STEP FIVE: High Five!

If you've made it this far (and I didn't miss anything in the walk-thru here) you should be able to approve your cloned LP and see the styles come thru in the Approved Version of the page in your browser. Ideally they'll look similar to the left-side of the screenshot I posted at the top here.

If not, I either missed something here or there's something missing along the way -- in this case, shoot me a link to the cloned version of your LP so I can have a look at that in the browser and troubleshoot. You can find the Approved Version link in blue text (there's a blue button next to it to copy the link) when you're in the file tree view. Shoot me that link and I'll hop in and see if I can figure out what's not lined up.

 

To be continued....
Once we've got this looking like you'd want it to, we can start the process to migrate all the CSS in your template to an external stylesheet to make your template a bit more future-proof. This'll be a similar process where we add all the CSS on the template to a .css document and then attach that to the template (rather then to a page) to replace the <style> tags on your template now. That way you can just edit the .css document and upload the updated version into Marketo to replace the older version and you'll never have to draft your template to make a change to the CSS again (which also means no more need to mass-approve the LPs b/c you drafted and approved the template). You can spend all that time doing something fun instead 🙂

 

Hit me here with an @ tag if you run into any issues working thru this or once you've got it all setup and are ready to move on to updating the template -- or if you've got any questions about this along the way. Long-distance high-five! -Dave

 

 

Dave_Roberts
Level 10

Re: Can Ninja Forms Act Like a Marketo Form?

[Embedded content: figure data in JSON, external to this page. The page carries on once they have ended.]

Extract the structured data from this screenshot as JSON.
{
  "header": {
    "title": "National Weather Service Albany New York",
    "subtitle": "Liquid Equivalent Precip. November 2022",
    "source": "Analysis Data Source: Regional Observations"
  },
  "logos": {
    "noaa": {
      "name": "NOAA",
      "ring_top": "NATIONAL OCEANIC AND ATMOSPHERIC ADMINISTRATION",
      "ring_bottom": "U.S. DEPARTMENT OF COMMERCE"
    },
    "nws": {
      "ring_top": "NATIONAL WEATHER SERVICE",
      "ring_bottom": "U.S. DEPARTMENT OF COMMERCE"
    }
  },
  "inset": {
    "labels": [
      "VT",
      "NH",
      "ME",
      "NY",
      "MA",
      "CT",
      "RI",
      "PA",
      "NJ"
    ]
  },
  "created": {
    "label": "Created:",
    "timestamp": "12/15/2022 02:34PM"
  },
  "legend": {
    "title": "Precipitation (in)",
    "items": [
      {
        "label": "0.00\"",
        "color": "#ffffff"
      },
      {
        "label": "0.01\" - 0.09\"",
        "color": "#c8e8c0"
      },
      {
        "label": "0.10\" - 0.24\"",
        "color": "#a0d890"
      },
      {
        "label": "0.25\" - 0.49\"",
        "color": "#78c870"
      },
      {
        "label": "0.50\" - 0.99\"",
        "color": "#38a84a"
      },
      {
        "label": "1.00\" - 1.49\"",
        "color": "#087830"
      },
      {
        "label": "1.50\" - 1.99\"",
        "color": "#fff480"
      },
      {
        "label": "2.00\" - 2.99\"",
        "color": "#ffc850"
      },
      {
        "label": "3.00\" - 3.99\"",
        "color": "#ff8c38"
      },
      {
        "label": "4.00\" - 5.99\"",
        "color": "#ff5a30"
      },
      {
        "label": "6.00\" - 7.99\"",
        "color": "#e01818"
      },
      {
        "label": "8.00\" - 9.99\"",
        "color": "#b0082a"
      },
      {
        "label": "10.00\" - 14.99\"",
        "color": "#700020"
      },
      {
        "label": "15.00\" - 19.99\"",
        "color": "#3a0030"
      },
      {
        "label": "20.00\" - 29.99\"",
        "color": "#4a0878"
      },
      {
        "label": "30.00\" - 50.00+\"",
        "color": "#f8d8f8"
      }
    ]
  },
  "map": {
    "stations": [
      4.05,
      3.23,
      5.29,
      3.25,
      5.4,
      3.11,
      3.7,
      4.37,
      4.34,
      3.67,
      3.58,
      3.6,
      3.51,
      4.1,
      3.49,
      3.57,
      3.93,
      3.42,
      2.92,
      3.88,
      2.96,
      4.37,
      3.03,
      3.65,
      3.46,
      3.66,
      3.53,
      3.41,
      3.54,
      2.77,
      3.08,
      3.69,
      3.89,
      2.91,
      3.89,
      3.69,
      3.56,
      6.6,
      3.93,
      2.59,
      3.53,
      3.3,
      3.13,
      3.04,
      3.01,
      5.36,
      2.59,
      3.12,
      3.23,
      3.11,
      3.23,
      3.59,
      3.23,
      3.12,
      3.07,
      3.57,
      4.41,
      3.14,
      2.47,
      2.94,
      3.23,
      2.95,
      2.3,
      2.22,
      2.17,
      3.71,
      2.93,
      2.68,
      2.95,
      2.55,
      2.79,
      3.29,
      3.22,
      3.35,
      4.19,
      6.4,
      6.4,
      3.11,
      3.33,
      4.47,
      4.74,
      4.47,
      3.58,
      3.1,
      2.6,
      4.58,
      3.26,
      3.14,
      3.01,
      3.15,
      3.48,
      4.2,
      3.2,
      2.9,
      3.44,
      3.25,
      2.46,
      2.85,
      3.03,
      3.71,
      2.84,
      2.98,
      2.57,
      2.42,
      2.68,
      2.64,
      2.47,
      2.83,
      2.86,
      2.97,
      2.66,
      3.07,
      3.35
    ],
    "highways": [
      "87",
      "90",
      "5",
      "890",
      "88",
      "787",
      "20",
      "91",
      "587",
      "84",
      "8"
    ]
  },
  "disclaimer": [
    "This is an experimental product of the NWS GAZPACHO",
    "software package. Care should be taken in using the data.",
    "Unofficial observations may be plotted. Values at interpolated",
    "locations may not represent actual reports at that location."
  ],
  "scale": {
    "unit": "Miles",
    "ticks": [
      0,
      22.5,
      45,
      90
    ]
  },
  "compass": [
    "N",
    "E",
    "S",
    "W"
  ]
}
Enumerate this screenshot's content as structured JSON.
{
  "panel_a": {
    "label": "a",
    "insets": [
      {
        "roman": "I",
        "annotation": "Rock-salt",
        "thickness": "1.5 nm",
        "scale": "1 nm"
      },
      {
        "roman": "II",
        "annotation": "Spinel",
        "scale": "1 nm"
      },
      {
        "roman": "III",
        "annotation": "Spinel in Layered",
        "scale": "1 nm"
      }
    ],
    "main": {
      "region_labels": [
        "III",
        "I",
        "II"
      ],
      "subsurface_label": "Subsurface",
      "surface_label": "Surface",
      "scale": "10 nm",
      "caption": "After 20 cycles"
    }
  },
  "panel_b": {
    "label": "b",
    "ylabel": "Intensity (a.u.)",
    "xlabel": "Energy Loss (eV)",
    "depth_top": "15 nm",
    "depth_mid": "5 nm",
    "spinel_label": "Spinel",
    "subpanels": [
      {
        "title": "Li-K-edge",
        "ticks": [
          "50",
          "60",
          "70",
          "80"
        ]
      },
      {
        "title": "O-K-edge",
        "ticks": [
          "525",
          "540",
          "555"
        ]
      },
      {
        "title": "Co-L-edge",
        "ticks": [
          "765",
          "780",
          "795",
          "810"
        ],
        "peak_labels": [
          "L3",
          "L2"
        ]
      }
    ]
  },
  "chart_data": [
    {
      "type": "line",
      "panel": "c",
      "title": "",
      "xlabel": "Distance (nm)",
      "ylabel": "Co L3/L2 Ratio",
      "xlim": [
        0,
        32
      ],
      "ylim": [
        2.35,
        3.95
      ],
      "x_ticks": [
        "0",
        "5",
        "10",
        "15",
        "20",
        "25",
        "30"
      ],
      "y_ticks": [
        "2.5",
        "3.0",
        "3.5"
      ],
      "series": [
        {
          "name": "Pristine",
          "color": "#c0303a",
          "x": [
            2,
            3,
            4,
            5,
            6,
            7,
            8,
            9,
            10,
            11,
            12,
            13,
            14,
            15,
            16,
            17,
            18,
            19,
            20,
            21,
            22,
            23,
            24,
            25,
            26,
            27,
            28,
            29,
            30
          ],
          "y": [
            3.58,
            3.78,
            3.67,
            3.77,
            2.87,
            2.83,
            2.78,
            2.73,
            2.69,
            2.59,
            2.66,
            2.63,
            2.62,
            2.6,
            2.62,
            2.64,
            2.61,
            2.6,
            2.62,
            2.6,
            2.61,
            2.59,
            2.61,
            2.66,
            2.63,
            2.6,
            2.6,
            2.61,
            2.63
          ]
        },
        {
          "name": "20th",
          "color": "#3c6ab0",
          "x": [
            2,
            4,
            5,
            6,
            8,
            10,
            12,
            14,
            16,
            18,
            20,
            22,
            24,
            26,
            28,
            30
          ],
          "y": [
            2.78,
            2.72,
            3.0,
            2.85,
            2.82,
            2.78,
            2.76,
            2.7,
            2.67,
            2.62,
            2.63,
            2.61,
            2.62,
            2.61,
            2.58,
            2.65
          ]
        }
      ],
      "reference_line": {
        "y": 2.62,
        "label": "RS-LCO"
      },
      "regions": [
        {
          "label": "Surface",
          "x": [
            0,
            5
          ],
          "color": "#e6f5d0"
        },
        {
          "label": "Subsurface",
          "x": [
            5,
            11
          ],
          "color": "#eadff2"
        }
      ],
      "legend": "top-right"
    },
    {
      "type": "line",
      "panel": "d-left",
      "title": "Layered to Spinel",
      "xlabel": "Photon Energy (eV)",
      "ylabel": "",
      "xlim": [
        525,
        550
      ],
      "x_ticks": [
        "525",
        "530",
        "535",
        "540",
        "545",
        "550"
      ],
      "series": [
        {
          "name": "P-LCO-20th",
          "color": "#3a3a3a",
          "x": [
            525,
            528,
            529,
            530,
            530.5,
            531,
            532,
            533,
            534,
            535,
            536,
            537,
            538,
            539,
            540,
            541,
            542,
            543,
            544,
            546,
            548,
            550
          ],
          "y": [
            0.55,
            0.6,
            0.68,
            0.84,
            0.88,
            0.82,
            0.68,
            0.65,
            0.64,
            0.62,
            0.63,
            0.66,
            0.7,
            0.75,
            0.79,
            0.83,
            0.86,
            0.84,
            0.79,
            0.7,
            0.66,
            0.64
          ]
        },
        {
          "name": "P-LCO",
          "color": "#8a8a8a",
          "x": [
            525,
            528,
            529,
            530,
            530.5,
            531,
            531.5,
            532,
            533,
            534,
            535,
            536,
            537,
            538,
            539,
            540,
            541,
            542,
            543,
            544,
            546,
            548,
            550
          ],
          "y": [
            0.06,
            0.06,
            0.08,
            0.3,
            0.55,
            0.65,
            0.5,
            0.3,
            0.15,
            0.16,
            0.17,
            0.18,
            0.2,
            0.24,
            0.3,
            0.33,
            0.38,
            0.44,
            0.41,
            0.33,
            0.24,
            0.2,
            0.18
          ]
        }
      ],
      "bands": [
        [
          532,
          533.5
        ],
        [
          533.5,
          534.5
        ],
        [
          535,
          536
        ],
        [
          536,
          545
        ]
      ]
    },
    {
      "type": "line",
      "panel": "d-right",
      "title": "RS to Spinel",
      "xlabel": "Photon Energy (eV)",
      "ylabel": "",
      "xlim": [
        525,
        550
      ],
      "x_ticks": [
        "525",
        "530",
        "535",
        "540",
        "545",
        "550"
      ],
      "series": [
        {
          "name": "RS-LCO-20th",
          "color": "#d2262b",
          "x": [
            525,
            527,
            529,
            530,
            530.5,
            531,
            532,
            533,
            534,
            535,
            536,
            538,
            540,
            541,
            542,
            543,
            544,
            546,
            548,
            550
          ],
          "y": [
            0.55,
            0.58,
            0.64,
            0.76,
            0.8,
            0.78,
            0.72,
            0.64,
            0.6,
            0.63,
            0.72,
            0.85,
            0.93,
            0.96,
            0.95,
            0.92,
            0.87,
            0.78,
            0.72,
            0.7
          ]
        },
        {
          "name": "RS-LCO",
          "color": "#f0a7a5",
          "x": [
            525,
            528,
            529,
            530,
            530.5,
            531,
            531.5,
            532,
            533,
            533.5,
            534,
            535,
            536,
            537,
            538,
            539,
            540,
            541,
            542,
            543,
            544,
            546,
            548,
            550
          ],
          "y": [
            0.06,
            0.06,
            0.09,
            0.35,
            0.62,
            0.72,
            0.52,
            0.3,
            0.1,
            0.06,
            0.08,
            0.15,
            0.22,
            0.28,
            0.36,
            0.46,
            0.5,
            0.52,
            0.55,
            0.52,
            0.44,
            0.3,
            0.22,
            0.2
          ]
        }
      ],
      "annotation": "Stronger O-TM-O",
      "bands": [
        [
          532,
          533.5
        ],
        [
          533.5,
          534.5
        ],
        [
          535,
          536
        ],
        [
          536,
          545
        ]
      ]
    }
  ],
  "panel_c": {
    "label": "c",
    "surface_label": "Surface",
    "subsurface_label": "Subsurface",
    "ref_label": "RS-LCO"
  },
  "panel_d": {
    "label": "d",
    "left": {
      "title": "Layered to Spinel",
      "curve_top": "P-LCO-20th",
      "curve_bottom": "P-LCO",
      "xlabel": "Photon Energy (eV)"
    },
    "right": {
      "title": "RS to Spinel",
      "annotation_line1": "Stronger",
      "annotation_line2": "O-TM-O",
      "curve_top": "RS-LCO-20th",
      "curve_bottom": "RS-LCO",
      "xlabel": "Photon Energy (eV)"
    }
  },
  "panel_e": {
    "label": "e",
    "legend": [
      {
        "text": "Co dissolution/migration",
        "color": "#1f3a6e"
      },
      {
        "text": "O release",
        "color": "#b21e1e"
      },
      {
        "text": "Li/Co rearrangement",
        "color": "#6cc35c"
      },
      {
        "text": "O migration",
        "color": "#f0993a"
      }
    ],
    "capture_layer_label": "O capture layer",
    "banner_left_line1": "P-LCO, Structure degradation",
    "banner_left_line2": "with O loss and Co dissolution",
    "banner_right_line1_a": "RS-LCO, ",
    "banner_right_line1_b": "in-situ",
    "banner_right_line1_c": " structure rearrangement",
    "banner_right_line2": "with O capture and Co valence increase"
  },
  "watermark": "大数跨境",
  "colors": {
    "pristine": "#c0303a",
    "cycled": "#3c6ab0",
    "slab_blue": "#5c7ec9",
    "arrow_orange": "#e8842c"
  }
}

^^ @bjohnson - shoot me a reply here once you've had a chance to digest and test this out. If you wouldn't mind, please tag me with the "@" symbol in your reply like this so that I get a notification and don't leave ya waiting on me to circle back here. Thanks!

bjohnson
Level 3

Re: Can Ninja Forms Act Like a Marketo Form?

@Dave_Roberts yes sir! I will definitely. Going to work on this hopefully tomorrow or Wednesday. I'm doing reports today and playing catch up from the long weekend. Hope your 4th was great!